The Type 2's commercial roots ran deeper than its cultural mythology. VW had designed it as a delivery vehicle in 1949. The Doka was closer to that origin than the flower-painted festival bus. It was the Bus without the romance — just the function, carried forward honestly to the penultimate year of German production.

How It Drove

The 1978 Doka drove like a Bus because it was one. Forward seating gave you a panoramic view and a sense of floating above traffic that took adjustment. The steering was direct if not quick. The brakes were drums all around — adequate for the vehicle, demanding of anticipation.

Loaded, the 2.0-liter had adequate torque at low revs to move a legitimate payload without complaint. Unloaded, it felt almost sprightly by comparison. The four-speed manual had a satisfying mechanical precision. The three-speed automatic suited buyers who were driving all day and didn't want to manage a clutch in city traffic.

The ride was firm. The engine note was distinctive — that air-cooled bark, behind you and below, present but not intrusive on the highway. At 60 mph it was comfortable. At 70 it was doing its best. Beyond that you were asking questions the Doka preferred not to answer. This was not a vehicle that rewarded haste. It rewarded planning.

Who Bought It

Small contractors were the core market. The Double Cab solved a specific problem: how do you haul your crew and your cargo in one vehicle when you can only afford one vehicle? The Doka answered cleanly.

Landscaping companies. Electrical contractors. Plumbing outfits. Nurseries. Catering operations. Film and television production companies who needed to move equipment and crew simultaneously. Airport and hotel maintenance departments. Anywhere that crew transport and cargo capacity needed to coexist in a single vehicle that fit in a normal parking space.

US imports were limited — the Doka was primarily a European commercial vehicle, and American buyers who wanted one often special-ordered through dealers or bought through European import channels. Which made the 1978 rarer in the States than in Germany, and therefore more interesting to collectors four decades later.

Buying Today

The 1978 Double Cab is among the most sought-after Bus variants in the collector market. Clean, complete examples with original bed floors and functioning mechanics command prices that would have shocked the nurserymen who originally drove them to work.
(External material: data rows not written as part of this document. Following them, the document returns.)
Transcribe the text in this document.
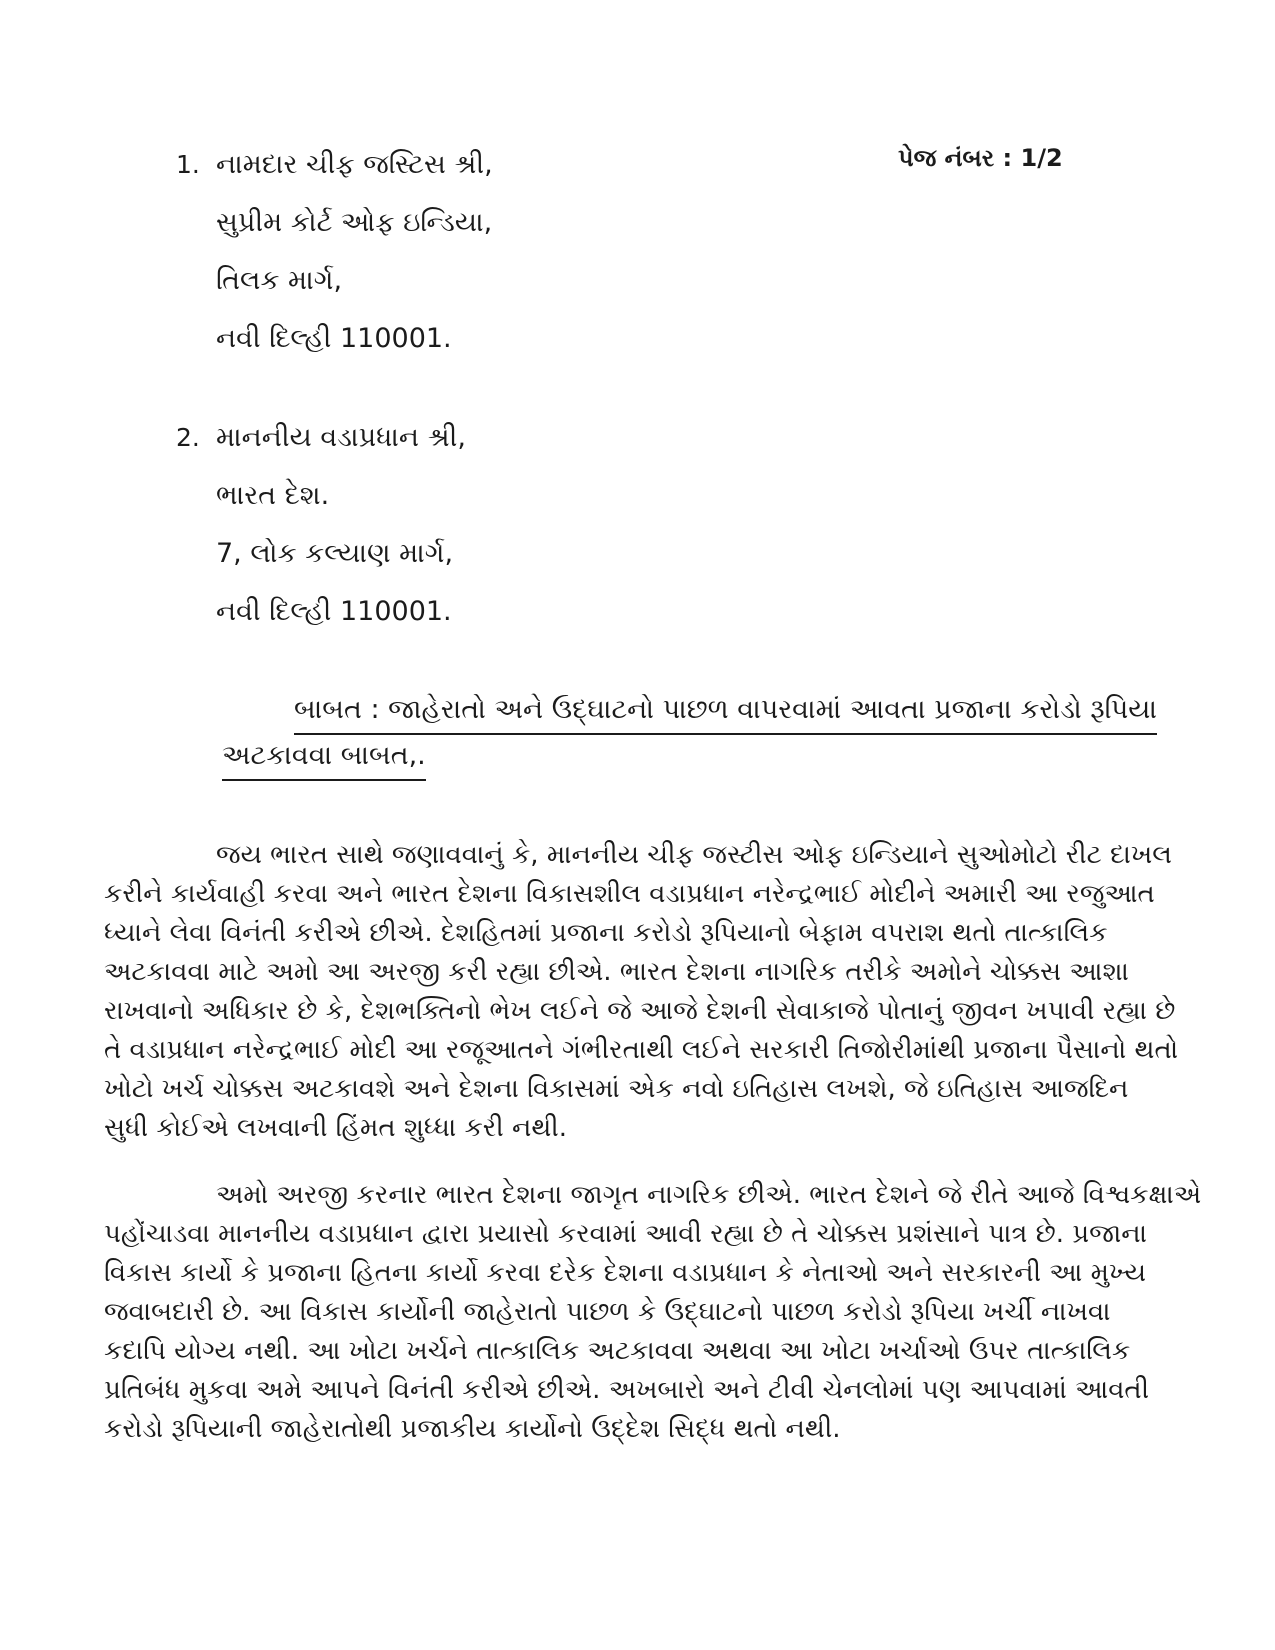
પેજ નંબર : 1/2
1. નામદાર ચીફ જસ્ટિસ શ્રી,
સુપ્રીમ કોર્ટ ઓફ ઇન્ડિયા,
તિલક માર્ગ,
નવી દિલ્હી 110001.
2. માનનીય વડાપ્રધાન શ્રી,
ભારત દેશ.
7, લોક કલ્યાણ માર્ગ,
નવી દિલ્હી 110001.
બાબત : જાહેરાતો અને ઉદ્ઘાટનો પાછળ વાપરવામાં આવતા પ્રજાના કરોડો રૂપિયા
અટકાવવા બાબત,.
જય ભારત સાથે જણાવવાનું કે, માનનીય ચીફ જસ્ટીસ ઓફ ઇન્ડિયાને સુઓમોટો રીટ દાખલ
કરીને કાર્યવાહી કરવા અને ભારત દેશના વિકાસશીલ વડાપ્રધાન નરેન્દ્રભાઈ મોદીને અમારી આ રજુઆત
ધ્યાને લેવા વિનંતી કરીએ છીએ. દેશહિતમાં પ્રજાના કરોડો રૂપિયાનો બેફામ વપરાશ થતો તાત્કાલિક
અટકાવવા માટે અમો આ અરજી કરી રહ્યા છીએ. ભારત દેશના નાગરિક તરીકે અમોને ચોક્કસ આશા
રાખવાનો અધિકાર છે કે, દેશભક્તિનો ભેખ લઈને જે આજે દેશની સેવાકાજે પોતાનું જીવન ખપાવી રહ્યા છે
તે વડાપ્રધાન નરેન્દ્રભાઈ મોદી આ રજૂઆતને ગંભીરતાથી લઈને સરકારી તિજોરીમાંથી પ્રજાના પૈસાનો થતો
ખોટો ખર્ચ ચોક્કસ અટકાવશે અને દેશના વિકાસમાં એક નવો ઇતિહાસ લખશે, જે ઇતિહાસ આજદિન
સુધી કોઈએ લખવાની હિંમત શુધ્ધા કરી નથી.
અમો અરજી કરનાર ભારત દેશના જાગૃત નાગરિક છીએ. ભારત દેશને જે રીતે આજે વિશ્વકક્ષાએ
પહોંચાડવા માનનીય વડાપ્રધાન દ્વારા પ્રયાસો કરવામાં આવી રહ્યા છે તે ચોક્કસ પ્રશંસાને પાત્ર છે. પ્રજાના
વિકાસ કાર્યો કે પ્રજાના હિતના કાર્યો કરવા દરેક દેશના વડાપ્રધાન કે નેતાઓ અને સરકારની આ મુખ્ય
જવાબદારી છે. આ વિકાસ કાર્યોની જાહેરાતો પાછળ કે ઉદ્ઘાટનો પાછળ કરોડો રૂપિયા ખર્ચી નાખવા
કદાપિ યોગ્ય નથી. આ ખોટા ખર્ચને તાત્કાલિક અટકાવવા અથવા આ ખોટા ખર્ચાઓ ઉપર તાત્કાલિક
પ્રતિબંધ મુકવા અમે આપને વિનંતી કરીએ છીએ. અખબારો અને ટીવી ચેનલોમાં પણ આપવામાં આવતી
કરોડો રૂપિયાની જાહેરાતોથી પ્રજાકીય કાર્યોનો ઉદ્દેશ સિદ્ધ થતો નથી.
Expect $35,000 to $65,000 for an honest, driving example. Fully restored, documented Dokas trade at $65,000 to $95,000. Rust is the primary enemy — particularly the bed floor, the cab corners, the rocker panels, and the structural members under the cargo area. Inspect everything under the bed planks before committing.

The mechanical side is well-supported. Parts for the 2.0-liter Type 4 are available globally. Body panels are harder — Doka-specific cab and bed components are rare and expensive. The community is active and knowledgeable. Find a Doka specialist before purchase, not after. And remember: you're buying the penultimate year. 1979 was the last. That matters to the market.

The Verdict

The 1978 Volkswagen Double Cab Pickup never tried to be anything other than what it was. It hauled crews and cargo. It started every morning. It fit in parking spots that Detroit trucks couldn't touch. It ran on air and oil and operator competence.

While disco filled the airwaves and America looked for distractions, the Doka was at work. That's not a metaphor. That's the biography. A vehicle that asked nothing but maintenance and returned everything you needed from a truck.

Nearly fifty years later, people pay serious money for one in good condition. Because honest things turn out to be rare. And the Doka was honest from the first bolt to the last.